Black and white line tests were shot to check the animation and the camera movements. Canadian Bill Archer kept this important chore well in hand. In the cupboard which housed the camera rostrum, short sequences were cut off the reel after exposure and developed in a soup bowl on the shelf – as near to instant playback as we could manage. Faults in animation, timing and camera instructions could be corrected at this stage before shooting the final colour version.

I have only mentioned those members of the team who stayed the course but there were many others who came and went. Tracers and painters as far a field as Watford, Baling, Swindon, Streatham and Wokingham worked on the film over a period of eighteen months.

It all took longer than we had anticipated but the careful planning paid off, WANGAPORE won a great many awards. Later, at the Cannes Film Festival it won the Grand Prix, the Cup of Animation, the Cannes Cine Club Challenge Cup, the Gold Medal, a Sevres Vase, and 100,000 francs, which went to pay for a holiday in Paris for the leading members of the team.

We followed it up with a black and white live action film entitled LET BATTLE COMMENCE an illustrated lecture showing how WANGAPORE was made, designed so that the two films could be spliced together.

Dick decided to go solo next, on an idea he called THE WINDOW – a young man’s dream of sexual awakening. Drawn and animated in a most lyrical symbolic form, it nevertheless succeeded in being completely devoid of offensive imagery.

In 1958 the Group acquired a very large, filthy, disused storage room in Endell Street. The owner donated £100 towards it’s refurbishment and charged a barbican rent. Members transformed it into an extremely comfortable club room and bar, with full film projection facilities.

This was the heyday of the Group, now sporting a membership of 140. A succession of innovative experimental and cartoon films followed, including: THE SPARK – a live action film which featured a hyper-active animated spark scratched in place on the emulsion after the actors reactions had been filmed.

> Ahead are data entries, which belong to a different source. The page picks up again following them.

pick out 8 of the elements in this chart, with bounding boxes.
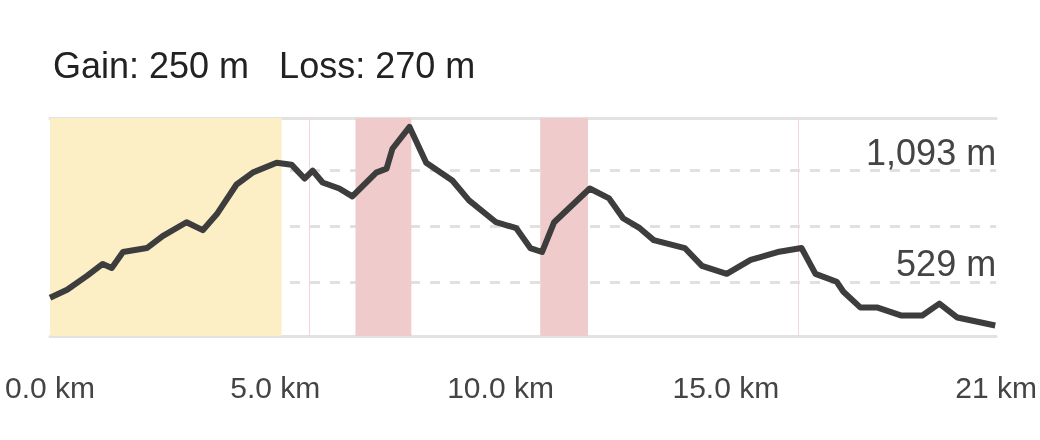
y-tick-label: 1,093 m bbox=[866, 131, 997, 173]
x-tick-label: 10.0 km bbox=[447, 370, 554, 404]
y-tick-label: 529 m bbox=[896, 243, 997, 285]
x-tick-label: 5.0 km bbox=[230, 370, 321, 404]
x-tick-label: 15.0 km bbox=[672, 370, 780, 404]
chart-title: Gain: 250 m Loss: 270 m bbox=[53, 44, 476, 86]
x-tick-label: 21 km bbox=[955, 370, 1037, 404]
x-tick-label: 0.0 km bbox=[4, 370, 96, 404]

SPRING IN THE AIR – all the characters were first cut from sheets of paper and sculptured into shape, then animated before the camera.

The new President, film star Peter Sellers, offered the loan of an Arriflex camera and with this lengths of coloured chiffon were filmed gyrating and weaving in the glare of a spotlight against a black back¬ground. However, CHIFFOONERY was not a memorable film.

CUPID AND PSYCHE – was the biggest non-starter cartoon in film history. For over ten years, three successive directors attempted to complete the pro-planning, each adopting a different style. Errol Le Cain, who had achieved personal success with his cartoon THE KNIGHT AND THE FOOL, very nearly managed it – but not quite. A number of composers attempted scores, the last one no less a person than Cohn Davis, all to no avail.